You are provided with the following definition for binary tries



(define-struct leaf ())
;; interpretation: represents a leaf on a BT, a node with no children

(define-struct node (word left right))
;; interpretation: represents a node on a BT with a word, a left and a right 
;; subtree

;; A BinaryTree (BT) is one of 
;; - (make-leaf)
;; - (make-node String BT BT)

Using the above definitions

Provide the template for BT
Design the program bt-has? that consumes a BT tree and a String w and returns true if w is in tree and false otherwise.

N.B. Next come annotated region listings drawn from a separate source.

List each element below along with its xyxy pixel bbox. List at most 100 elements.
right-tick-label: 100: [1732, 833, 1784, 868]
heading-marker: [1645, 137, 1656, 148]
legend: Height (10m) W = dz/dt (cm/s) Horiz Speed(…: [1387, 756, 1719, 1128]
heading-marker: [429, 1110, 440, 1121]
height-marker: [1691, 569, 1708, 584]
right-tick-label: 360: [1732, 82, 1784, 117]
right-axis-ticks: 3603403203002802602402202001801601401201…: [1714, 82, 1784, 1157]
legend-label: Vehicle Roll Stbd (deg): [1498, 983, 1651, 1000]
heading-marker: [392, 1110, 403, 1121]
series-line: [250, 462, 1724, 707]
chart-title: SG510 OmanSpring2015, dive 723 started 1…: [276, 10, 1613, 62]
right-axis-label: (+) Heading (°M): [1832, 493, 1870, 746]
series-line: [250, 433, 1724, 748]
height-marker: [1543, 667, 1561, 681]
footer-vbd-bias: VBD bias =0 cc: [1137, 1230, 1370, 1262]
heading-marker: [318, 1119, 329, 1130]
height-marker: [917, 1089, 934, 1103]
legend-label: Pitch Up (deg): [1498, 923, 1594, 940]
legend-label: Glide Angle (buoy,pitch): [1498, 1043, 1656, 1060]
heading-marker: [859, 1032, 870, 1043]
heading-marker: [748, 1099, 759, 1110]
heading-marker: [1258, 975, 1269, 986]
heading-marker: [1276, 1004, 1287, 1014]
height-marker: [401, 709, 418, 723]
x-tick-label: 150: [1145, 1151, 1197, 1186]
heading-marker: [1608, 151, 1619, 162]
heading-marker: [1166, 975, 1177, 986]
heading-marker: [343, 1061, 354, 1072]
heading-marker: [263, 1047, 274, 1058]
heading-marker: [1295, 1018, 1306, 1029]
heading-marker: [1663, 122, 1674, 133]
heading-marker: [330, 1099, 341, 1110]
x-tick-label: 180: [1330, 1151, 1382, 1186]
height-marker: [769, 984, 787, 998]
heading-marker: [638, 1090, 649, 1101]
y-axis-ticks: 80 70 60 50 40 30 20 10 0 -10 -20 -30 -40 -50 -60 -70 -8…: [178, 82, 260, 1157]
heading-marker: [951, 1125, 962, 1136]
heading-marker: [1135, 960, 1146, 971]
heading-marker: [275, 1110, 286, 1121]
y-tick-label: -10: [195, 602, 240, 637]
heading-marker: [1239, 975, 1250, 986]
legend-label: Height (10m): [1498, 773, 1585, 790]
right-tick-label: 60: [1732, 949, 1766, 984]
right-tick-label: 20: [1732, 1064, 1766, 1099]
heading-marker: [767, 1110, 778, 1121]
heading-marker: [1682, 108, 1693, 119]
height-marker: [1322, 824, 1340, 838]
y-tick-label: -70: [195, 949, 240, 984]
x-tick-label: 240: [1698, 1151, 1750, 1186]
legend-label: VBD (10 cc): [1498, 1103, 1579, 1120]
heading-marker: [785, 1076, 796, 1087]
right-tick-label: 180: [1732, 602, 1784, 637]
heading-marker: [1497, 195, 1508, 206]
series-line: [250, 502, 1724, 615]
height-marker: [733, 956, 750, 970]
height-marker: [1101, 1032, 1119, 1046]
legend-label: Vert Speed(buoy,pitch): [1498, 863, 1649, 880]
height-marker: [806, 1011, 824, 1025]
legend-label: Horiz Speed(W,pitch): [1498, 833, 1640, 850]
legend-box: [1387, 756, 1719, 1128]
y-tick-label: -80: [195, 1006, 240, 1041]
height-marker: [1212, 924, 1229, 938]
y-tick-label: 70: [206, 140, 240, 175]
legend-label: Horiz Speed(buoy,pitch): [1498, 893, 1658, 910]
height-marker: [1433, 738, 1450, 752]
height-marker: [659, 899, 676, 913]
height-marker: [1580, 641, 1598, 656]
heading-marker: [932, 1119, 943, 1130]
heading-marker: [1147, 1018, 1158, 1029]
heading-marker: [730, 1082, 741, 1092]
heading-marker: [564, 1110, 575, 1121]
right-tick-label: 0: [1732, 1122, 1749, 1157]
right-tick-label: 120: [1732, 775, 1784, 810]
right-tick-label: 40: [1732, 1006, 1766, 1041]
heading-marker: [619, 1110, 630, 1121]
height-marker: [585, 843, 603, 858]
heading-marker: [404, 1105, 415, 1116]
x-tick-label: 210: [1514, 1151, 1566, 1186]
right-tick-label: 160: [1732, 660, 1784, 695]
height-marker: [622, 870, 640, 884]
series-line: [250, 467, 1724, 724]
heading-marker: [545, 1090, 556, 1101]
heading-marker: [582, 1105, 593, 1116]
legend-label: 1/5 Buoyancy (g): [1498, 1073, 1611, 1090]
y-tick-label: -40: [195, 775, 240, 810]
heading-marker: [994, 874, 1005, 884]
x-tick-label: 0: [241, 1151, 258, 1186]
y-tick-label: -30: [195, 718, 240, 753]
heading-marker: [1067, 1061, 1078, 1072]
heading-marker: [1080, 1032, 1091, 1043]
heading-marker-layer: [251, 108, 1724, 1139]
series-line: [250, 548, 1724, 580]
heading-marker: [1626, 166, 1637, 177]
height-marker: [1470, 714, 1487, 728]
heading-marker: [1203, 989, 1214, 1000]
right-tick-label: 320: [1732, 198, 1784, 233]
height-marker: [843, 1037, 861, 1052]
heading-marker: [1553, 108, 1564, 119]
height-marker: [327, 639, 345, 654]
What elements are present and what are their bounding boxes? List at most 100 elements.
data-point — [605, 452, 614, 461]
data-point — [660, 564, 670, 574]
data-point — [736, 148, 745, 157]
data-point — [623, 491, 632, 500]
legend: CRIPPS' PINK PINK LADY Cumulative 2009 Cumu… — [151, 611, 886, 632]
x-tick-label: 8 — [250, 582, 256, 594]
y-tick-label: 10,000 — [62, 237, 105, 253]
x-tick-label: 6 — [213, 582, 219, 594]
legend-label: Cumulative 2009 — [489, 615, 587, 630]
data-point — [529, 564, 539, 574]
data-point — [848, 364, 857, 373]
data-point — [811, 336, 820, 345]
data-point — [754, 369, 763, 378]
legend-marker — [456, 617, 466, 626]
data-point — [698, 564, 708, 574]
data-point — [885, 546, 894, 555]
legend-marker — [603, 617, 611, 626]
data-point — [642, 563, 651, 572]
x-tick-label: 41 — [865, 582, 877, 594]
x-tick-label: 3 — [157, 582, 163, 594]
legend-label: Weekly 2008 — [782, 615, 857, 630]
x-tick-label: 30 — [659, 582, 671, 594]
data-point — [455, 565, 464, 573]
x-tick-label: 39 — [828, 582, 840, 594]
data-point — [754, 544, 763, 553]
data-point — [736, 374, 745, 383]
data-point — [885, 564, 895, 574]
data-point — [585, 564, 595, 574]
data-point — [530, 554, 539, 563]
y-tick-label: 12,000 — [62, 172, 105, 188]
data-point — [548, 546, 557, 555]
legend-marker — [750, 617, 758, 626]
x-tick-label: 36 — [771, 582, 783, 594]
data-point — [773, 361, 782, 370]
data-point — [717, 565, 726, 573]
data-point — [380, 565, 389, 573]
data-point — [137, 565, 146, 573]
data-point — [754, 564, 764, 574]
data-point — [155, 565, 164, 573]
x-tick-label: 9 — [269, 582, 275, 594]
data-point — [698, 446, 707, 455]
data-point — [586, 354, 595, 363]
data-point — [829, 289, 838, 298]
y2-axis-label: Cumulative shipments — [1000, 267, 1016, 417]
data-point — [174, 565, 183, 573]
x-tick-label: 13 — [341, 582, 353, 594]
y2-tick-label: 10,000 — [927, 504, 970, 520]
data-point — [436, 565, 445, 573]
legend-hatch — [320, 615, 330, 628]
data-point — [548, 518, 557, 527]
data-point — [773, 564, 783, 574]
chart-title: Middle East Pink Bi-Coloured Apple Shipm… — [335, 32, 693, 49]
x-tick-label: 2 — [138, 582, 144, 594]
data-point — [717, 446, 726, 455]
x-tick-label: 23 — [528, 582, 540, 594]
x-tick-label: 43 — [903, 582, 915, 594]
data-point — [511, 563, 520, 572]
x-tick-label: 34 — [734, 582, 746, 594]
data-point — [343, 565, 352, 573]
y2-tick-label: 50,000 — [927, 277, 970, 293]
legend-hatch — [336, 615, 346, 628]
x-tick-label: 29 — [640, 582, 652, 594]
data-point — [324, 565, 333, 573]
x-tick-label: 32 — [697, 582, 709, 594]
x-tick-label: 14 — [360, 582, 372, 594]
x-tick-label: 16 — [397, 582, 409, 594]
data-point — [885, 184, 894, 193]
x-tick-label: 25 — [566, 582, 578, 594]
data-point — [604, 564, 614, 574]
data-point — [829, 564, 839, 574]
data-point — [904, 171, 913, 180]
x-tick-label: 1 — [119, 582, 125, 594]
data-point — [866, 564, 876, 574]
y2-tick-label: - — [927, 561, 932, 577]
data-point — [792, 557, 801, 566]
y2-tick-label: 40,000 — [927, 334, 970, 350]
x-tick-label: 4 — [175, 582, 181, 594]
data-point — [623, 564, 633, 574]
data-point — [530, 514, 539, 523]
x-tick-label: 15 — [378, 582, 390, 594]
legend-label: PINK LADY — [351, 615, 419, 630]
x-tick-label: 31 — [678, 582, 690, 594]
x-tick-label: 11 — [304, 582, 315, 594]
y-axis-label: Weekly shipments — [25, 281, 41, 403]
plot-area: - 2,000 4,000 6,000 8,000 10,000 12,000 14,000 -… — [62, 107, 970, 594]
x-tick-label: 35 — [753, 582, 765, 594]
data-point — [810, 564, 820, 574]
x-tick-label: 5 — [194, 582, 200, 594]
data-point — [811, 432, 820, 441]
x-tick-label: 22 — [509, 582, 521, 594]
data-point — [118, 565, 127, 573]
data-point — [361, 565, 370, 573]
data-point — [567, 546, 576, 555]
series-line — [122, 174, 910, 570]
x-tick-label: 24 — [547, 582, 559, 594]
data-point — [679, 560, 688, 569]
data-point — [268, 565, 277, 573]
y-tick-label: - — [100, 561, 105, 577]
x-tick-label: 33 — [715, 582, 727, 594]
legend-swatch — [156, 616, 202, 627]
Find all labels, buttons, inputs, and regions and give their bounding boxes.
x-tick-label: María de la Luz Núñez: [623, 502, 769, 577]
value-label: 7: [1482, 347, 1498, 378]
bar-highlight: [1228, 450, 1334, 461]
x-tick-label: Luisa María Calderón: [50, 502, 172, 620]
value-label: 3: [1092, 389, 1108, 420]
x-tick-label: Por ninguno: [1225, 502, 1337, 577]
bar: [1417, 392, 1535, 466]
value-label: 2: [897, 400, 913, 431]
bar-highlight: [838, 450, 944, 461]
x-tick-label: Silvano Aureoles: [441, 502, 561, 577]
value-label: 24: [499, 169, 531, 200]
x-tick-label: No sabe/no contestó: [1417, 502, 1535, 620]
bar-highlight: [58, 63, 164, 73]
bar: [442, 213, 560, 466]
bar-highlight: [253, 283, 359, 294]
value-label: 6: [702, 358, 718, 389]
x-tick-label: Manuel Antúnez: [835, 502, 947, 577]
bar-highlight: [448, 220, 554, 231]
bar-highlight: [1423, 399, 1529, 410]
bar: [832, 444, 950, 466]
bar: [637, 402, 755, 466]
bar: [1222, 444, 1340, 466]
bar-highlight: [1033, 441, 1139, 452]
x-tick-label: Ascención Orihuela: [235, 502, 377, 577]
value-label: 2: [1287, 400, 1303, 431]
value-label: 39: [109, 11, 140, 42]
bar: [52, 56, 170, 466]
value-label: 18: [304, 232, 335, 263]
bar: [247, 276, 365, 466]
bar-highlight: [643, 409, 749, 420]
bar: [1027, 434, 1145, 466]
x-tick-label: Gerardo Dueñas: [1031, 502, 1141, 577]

Design the program bt->los that consumes a BT tree and returns the elements of the tree as a list of strings. At each node your function should

process the left subtree
process the word at this node
process the right subtree

For example,

(define bt-abc (make-node "b" 
                           (make-node "a" (make-leaf) (make-leaf))
                           (make-node "c" (make-leaf) (make-leaf))))
(bt->los bt-abc) (cons "a" (cons "b" (cons "c" empty)))


(define bt1 
  (make-node "i"
             (make-node "d" 
                        (make-node "b"
                                   (make-node "a" 
                                              (make-leaf) 
                                              (make-leaf))
                                   (make-node "c"
                                              (make-leaf) 
                                              (make-leaf)))
                        (make-node "f"
                                   (make-node "e" 
                                              (make-leaf) 
                                              (make-leaf))
                                   (make-node "g"
                                              (make-leaf) 
                                              (make-leaf))))
             (make-node "p"
                        (make-node "k"
                                   (make-node "j" 
                                              (make-leaf) 
                                              (make-leaf))
                                   (make-node "l"
                                              (make-leaf) 
                                              (make-leaf)))
                        (make-node "r"
                                   (make-node "q" 
                                              (make-leaf) 
                                              (make-leaf))
                                   (make-node "s"
                                              (make-leaf) 
                                              (make-leaf))))))

(bt->los bt1)
 (cons
  "a"
  (cons
   "b"
   (cons
    "c"
    (cons
     "d"
     (cons
      "e"
      (cons
       "f"
       (cons
        "g"
        (cons
         "i"
         (cons
          "j"
          (cons
           "k"
           (cons
            "l"
            (cons
             "p"
             (cons
              "q"
              (cons
               "r"
               (cons "s" empty))))))))))))))))

Hint: lookup the documentation for the Racket function append. You can solve bt->los without the use of append or any other function, just with cons.